L’UE, bon voisin

The EU as a good neighbour

Pour favoriser la stabilité et la prospérité aux frontières de l’UE, nous devons étendre son influence en renforçant la démocratie et l’État de droit au-delà des pays envisageant de la rejoindre. Les changements en cours dans la Méditerranée Sud, l’instabilité et les conflits gelés dans le voisinage oriental exemplifient les problèmes auxquels l’UE est confrontée.

 

Le voisinage oriental, l’Ukraine, le Bélarus et le Caucase du Sud

Les S&D estiment que l’UE doit user de son influence pour promouvoir la démocratie et les processus démocratiques dans son voisinage oriental, particulièrement en ce qui concerne la transparence du financement électoral et la protection de la liberté des médias. Cette tâche difficile nécessite la création d’une plate-forme de dialogue dans un esprit de partenariat amical.

En ce qui concerne l’Ukraine, nous avons une position équilibrée et constructive : tout en soulignant nos inquiétudes au sujet de la justice sélective et des violations de l’État de droit, nous défendons les aspirations européennes de la population ukrainienne. L’accord d'association négocié doit être signé sans délai. Dans le même esprit, nous soutenons les ambitions de la Moldavie, de la Géorgie et de l’Arménie, que nous souhaitons ancrer plus fermement à l’UE par leur engagement envers celle-ci.

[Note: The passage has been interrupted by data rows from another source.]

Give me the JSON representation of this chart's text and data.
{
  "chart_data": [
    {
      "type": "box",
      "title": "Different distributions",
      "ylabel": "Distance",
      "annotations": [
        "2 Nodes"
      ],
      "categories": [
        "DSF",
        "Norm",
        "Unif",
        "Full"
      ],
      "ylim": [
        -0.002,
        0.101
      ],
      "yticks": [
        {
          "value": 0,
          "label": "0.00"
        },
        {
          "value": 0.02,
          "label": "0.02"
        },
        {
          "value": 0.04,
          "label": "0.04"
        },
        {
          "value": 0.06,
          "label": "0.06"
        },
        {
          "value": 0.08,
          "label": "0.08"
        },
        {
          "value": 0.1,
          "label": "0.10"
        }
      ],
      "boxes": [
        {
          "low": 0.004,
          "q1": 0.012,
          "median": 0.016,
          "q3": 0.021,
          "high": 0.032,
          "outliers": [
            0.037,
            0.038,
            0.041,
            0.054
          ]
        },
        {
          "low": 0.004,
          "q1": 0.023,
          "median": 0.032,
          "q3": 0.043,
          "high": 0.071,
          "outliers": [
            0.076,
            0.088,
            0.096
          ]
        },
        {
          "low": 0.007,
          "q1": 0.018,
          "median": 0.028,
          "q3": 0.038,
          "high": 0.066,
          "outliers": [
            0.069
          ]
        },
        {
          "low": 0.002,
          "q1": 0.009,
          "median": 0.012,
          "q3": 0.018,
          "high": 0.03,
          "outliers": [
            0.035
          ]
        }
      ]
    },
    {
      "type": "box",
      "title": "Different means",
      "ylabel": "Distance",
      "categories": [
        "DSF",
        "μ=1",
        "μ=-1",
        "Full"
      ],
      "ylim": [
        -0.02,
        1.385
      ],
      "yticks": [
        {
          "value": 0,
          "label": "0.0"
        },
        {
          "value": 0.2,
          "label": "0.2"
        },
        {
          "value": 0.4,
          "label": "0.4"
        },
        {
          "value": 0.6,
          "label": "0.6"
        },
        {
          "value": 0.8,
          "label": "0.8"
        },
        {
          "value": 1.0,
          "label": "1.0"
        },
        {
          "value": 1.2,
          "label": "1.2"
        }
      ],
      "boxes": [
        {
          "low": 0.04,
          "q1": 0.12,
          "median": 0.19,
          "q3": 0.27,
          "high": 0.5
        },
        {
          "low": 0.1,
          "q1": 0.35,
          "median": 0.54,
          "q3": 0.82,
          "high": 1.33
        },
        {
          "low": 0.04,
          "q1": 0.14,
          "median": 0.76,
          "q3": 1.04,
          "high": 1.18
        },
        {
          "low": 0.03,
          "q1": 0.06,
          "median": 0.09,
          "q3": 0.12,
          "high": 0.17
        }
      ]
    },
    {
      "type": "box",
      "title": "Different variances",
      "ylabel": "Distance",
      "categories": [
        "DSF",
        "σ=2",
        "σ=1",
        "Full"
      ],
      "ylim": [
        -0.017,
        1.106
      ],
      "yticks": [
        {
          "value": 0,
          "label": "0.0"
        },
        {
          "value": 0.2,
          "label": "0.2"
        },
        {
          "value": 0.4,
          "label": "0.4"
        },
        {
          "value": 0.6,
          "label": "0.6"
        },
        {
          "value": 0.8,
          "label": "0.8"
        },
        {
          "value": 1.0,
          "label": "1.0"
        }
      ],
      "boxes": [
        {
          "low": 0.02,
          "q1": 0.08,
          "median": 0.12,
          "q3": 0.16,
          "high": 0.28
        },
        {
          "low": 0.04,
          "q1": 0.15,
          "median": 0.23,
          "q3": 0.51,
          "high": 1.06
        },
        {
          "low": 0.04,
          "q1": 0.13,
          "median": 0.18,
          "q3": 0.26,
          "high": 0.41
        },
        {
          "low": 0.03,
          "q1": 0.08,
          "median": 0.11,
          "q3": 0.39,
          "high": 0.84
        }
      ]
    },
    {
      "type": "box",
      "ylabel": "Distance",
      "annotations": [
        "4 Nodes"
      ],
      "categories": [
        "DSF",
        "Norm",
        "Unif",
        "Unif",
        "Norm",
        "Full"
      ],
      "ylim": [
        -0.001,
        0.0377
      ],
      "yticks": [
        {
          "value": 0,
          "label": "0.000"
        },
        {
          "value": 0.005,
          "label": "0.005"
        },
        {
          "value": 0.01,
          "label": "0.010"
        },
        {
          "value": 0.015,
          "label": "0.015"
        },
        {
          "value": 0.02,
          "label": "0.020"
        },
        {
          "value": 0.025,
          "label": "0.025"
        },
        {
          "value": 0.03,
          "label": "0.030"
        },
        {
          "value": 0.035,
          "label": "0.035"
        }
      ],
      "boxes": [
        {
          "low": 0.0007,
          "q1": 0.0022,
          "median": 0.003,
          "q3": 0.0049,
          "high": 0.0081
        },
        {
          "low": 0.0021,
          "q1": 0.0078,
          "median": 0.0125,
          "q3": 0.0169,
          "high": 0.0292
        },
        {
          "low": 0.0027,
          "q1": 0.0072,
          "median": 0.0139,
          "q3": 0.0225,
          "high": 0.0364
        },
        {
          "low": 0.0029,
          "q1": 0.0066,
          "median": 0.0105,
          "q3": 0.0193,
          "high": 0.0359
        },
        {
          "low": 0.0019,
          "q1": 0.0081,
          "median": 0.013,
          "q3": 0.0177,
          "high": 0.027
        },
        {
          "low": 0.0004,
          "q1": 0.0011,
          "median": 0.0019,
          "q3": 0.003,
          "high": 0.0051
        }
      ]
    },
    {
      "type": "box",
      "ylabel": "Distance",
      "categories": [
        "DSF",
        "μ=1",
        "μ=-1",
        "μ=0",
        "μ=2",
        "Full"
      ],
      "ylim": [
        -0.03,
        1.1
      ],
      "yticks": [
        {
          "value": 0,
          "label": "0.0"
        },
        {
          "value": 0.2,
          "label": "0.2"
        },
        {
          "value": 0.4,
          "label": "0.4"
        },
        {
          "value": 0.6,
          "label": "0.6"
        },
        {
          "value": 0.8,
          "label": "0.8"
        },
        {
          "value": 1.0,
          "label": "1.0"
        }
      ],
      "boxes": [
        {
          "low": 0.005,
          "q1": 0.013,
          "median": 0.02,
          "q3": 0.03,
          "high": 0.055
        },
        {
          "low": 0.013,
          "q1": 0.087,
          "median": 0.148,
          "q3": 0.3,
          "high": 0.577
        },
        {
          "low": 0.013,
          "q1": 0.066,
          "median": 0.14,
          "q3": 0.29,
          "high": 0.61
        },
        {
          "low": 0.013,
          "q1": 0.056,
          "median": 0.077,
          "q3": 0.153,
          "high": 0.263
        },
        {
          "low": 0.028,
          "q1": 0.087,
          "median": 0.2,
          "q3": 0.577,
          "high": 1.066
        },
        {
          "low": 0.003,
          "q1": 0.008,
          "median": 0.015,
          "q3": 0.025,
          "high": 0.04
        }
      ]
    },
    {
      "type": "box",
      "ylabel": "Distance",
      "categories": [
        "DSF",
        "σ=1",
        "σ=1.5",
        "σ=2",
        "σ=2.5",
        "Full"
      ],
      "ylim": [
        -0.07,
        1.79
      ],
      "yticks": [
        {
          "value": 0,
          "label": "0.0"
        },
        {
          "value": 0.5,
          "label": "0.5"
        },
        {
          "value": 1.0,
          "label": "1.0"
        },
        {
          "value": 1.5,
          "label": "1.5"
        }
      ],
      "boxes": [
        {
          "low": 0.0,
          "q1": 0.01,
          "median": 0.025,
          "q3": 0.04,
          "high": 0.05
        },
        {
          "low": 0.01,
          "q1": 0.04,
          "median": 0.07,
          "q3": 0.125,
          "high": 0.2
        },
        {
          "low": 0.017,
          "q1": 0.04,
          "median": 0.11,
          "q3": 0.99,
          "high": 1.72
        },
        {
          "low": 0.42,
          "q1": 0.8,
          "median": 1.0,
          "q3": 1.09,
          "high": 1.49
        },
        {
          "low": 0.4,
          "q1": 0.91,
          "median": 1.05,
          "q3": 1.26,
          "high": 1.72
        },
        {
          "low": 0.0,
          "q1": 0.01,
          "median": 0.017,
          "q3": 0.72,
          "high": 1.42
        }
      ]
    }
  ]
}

Les S&D ont joué un rôle moteur dans les initiatives de l’UE envers le Bélarus. Les objectifs immédiats sont d’obtenir la libération et la réhabilitation des prisonniers politiques ainsi que de renforcer le respect des droits de l'homme dans le pays. Nous pensons que l’UE doit consolider les contacts et la communication interpersonnels avec les forces de l’opposition et la société civile du Bélarus. Nous soutenons sans réserve le dialogue européen avec le Bélarus au sujet de la modernisation et nous espérons que cette initiative aboutira à des résultats concrets.

Nous avons également milité pour un rôle plus actif  de l'UE au Caucase du Sud. La guerre de 2008 entre la Géorgie et la Russie a bien montré qu’on ne pouvait plus ignorer les tensions dans la région. Nous avons soutenu fermement EURONEST, la nouvelle composante parlementaire du Partenariat oriental, qui a contribué à l’établissement de relations de confiance entre parlementaires d'Arménie et d’Azerbaïdjan.

 

Le voisinage Sud, la Syrie et le Moyen-Orient

A la suite du printemps arabe, les S&D ont tendu la main aux partis sociaux-démocrates et aux mouvements du Moyen-Orient et d’Afrique du Nord qui partagent nos valeurs. Nous continuons à soutenir ceux qui ont besoin de notre aide et de notre expérience, en particulier les démocrates arabes qui luttent pour empêcher la confiscation des fruits du printemps arabe par les mouvements musulmans conservateurs. Nous avons contribué à la création en janvier 2013 du Forum social-démocrate arabe, pour encourager la collaboration régionale sur des questions importantes comme la transition démocratique, le développement économique et la justice sociale, la libéralisation du régime des visas et la mobilité et le recouvrement des avoirs volés par les anciens dictateurs et leurs régimes.

La guerre civile en Syrie nous inquiète profondément, avec la répression brutale exercée par le régime d’Al-Assad contre les civils, et la militarisation, le sectarisme et l’extrémisme qui en découlent. Les S&D demandent à la communauté internationale d’apporter une assistance humanitaire effective à la population syrienne et aux réfugiés dans les pays voisins. Nous restons opposés à toute intervention militaire extérieure ainsi qu’à la livraison d’armes en Syrie, qui ne peuvent qu’accroître la souffrance des civils et réitérer les erreurs du passé. Nous continuons à presser la communauté internationale et le Conseil de sécurité de l'ONU – paralysés par la Russie et la Chine - pour qu’ils prennent leurs responsabilités.

Les S&D sont des partisans intransigeants du droit des Palestiniens à leur État et du droit d’Israël à exister dans des frontières sûres et reconnues. Nous nous sommes prononcés contre l’accord commercial UE-Israël (ACAA) et nous avons voté contre au Parlement européen, en raison de la poursuite de la colonisation de la Cisjordanie et de Jérusalem-Est, des violations par Israël des droits de l'homme dans les territoires palestiniens occupés et du blocus de la bande de Gaza. Nous continuerons à pousser la Haute Représentante de l’UE aux Affaires étrangères ainsi que les gouvernements nationaux pour faire en sorte que l’UE joue un rôle sérieux et proactif dans la recherche d’une paix juste et durable au Moyen-Orient. L’UE est le principal donateur des Palestiniens et doit s’affirmer, en cette qualité, comme un acteur-clé du processus de paix au Moyen-Orient.